Von Wolfgang Müller-Haeseler

Die Notenbank geht harten Zeiten entgegen. Waren es bisher vorwiegend Interessenten und Interessentenverbände, die gegen die Restriktionspolitik der Deutschen Bundesbank Sturm liefen, so bläst der Wind jetzt auch aus einer anderen, ernster zu nehmenden Richtung. Vor den Kameras des Zweiten Deutschen Fernsehens dozierte selbstbewußt Deutschlands erfolgreichster Student, der neue Finanzminister Franz Josef Strauß, er werde im Januar zusammen mit Wirtschaftsminister Karl Schiller zum Zentralbankrat nach Frankfurt gehen, um endlich eine Lockerung der von der Bundesbank festgezogenen Bremse durchzusetzen.

Bei dieser forschen Prophezeiung war wohl im wesentlichen der Wunsch der Vater des Gedankens; denn die Deutsche Bundesbank ist selbständig und keineswegs weisungsgebunden. Das Bundesbankgesetz verpflichtet sie lediglich, die Stabilität der Währung zu hüten. Daß sie es in den vergangenen zwei Jahren trotz eines massiven Einsatzes aller ihrer Mittel nicht geschafft hat, den Geldwertschwund gänzlich zu stoppen, kann man kaum ihr anlasten. Die Schuld trifft vielmehr Bonn und dort keineswegs nur den Mann, dessen Amt Franz Josef Strauß gerade übernommen hat, sondern nicht zuletzt das allzu ausgabefreudige Parlament.

Aber auch, wenn man in Rechnung stellt, daß Strauß nach seinem geglückten Comeback auf Ministerebene möglichst schnell Erfolge vorweisen will, um mit Qualitäten die Zweifel um seine Person zu zerstreuen, er ist bei seiner Förderung, an die Bundesbank nicht allein. Selbst der in wirtschaftlichen Fragen erfahrenere und sicher auch bedächtigere Professor Schiller sieht die Bundesbankpolitik mit kritischen Augen. Nach seinen eigenen Worten stützt er zwar die Autonomie der Bundesbank; aber, so fügte er hinzu, man dürfe darüber nicht vergessen; daß die Notenbank nach dem Gesetz gehalten sei, die Wirtschaftspolitik der Bundesregierung zu Unterstützen. Das scheint eine sehr extensive Auslegung der Gesetze zu sein, die die Handlungsfreiheit der Bundesbank bereits einengt. Nach übereinstimmender Rechtsauffassung ist die Notenbank aber nur insoweit zu einer Stützung der Bonner Politik verpflichtet, als ihre Aufgabe, nämlich die Erhaltung der Währungsstabilität, darüber nicht vernachlässigt werden muß.

Aber auch von einer dritten, neutralen Seite ist die Zweckmäßigkeit der konsequenten Notenbankpolitik der letzten Zeit in Zweifel gezogen worden.
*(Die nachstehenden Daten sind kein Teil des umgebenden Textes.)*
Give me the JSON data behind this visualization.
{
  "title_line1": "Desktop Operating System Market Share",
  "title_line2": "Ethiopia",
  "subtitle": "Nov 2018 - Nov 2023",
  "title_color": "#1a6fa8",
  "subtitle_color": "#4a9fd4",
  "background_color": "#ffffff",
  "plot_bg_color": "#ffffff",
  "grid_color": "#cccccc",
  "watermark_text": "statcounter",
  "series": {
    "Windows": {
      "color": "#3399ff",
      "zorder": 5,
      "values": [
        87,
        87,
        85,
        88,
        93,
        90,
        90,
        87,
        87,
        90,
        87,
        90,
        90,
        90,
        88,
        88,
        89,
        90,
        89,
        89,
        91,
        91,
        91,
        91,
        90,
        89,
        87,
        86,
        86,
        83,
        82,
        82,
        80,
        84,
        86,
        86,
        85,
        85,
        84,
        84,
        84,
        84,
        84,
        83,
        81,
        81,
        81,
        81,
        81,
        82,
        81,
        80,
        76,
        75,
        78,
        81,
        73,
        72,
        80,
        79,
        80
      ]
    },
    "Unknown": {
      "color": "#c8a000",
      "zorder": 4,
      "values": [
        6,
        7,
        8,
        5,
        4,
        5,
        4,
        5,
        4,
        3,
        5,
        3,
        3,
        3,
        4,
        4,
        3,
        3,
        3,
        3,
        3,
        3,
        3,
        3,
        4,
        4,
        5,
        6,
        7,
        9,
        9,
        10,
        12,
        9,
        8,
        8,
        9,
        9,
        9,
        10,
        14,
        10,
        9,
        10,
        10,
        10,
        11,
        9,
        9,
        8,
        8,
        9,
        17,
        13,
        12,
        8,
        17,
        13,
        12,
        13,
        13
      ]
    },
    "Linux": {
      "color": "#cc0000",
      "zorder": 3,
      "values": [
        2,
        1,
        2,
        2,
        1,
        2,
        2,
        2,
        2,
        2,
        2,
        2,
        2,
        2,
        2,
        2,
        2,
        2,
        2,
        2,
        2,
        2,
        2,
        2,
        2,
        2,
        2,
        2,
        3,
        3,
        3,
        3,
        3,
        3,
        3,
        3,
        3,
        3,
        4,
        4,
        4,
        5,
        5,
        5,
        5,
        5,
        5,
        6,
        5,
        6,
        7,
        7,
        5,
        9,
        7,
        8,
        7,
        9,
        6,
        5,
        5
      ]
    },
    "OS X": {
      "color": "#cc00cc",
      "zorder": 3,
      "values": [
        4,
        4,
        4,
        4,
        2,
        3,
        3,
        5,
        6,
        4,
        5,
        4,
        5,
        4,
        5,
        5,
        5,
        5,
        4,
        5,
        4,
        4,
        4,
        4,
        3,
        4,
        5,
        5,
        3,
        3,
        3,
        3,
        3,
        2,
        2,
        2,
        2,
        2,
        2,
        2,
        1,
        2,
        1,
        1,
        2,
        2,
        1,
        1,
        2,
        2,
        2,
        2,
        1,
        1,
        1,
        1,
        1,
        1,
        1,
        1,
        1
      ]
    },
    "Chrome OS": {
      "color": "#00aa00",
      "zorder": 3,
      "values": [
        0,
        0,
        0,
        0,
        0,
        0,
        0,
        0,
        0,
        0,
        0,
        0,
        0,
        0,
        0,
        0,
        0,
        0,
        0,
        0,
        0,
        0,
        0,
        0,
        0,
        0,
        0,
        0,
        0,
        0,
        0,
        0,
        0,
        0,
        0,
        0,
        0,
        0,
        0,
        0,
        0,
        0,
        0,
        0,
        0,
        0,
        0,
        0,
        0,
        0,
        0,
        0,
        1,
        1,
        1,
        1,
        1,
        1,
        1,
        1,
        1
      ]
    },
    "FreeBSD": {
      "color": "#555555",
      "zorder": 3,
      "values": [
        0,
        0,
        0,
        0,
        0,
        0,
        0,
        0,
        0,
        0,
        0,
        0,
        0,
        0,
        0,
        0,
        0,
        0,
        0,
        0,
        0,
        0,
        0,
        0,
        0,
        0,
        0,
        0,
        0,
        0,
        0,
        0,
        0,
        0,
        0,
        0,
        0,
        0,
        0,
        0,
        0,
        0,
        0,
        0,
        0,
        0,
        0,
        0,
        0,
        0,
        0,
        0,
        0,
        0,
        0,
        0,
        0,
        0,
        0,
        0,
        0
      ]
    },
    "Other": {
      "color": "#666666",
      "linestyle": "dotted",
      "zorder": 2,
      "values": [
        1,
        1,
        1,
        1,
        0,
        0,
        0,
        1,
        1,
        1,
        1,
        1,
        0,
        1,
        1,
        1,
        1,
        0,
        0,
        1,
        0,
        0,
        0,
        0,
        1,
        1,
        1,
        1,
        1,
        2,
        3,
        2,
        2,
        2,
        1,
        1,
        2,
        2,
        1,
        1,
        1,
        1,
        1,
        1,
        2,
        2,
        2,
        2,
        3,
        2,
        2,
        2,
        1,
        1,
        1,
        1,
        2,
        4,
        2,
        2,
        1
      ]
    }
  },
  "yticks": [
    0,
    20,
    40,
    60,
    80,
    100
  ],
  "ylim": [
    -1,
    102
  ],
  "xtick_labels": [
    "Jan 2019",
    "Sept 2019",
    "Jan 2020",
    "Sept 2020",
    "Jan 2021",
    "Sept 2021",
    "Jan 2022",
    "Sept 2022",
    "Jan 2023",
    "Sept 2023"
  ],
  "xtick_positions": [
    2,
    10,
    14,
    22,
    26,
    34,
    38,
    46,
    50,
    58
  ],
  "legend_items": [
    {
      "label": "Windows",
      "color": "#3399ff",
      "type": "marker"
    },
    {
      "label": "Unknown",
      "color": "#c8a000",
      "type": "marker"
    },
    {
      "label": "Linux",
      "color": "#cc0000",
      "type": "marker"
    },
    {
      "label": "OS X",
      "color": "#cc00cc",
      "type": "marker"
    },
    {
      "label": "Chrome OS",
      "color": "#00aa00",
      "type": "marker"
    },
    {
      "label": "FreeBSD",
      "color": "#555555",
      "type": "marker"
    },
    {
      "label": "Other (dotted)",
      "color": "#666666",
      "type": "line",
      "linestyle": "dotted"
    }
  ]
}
Nach der Arbeitsgemeinschaft der Wirtschaftswissenschaftlichen Forschungsinstitute haben jetzt auch die Fünf Weisen des Sachverständigenrates in ihrem Gutachten eine Wende in der Kreditpolitik gefordert. Sie suchen das Heil auf eine revolutionäre Weise. Sie wollen die Weltweite schleichende Geldentwertung durch eine ständige, korrigierende Aufwertung der D-Mark gegenüber den anderen Währungen auffangen. Dahinter steht die Idee, die Auslandsnachfrage, die in den hinter uns liegenden Jahren die Konjunktur oftmals im Übermaß angeheizt hat, durch eine Verteuerung der D-Mark für die ausländischen Kunden abzubremsen.

Dieser Vorschlag, so plausibel er auch auf dem Papier erscheinen mag, paßt kaum in die Landschaft des gegenwärtig geltenden internationalen Währungssystems, das sich bisher trotz aller Kritik und der sichtbar gewordenen Mängel im ganzen recht gut bewährt hat. Vor allem aber haben die Sachverständigen bisher nicht viel mehr als die Umrisse eines Planes geliefert, während die wirklich kritischen Fragen, wie etwa der Zeitpunkt einer Wechselkurskorrektur, oder die Bemessungsgrundlagen, die einem solchen Schritt zugrunde liegen müßten, bisher unerörtert blieben.

Dennoch läßt sich nicht übersehen, daß die Kritik an der Bundesbankpolitik wächst. Aber ebenso, wie die abgelöste Regierung Erhard wie ein Kaninchen auf die Schlange auf das Stabilitätsgesetz starrte, scheint nun jedermann, vom Bundesverband der Deutschen Industrie bis zu Strauß und Schiller, die einzige Hoffnung auf eine Lockerung der Restriktionen Zu setzen.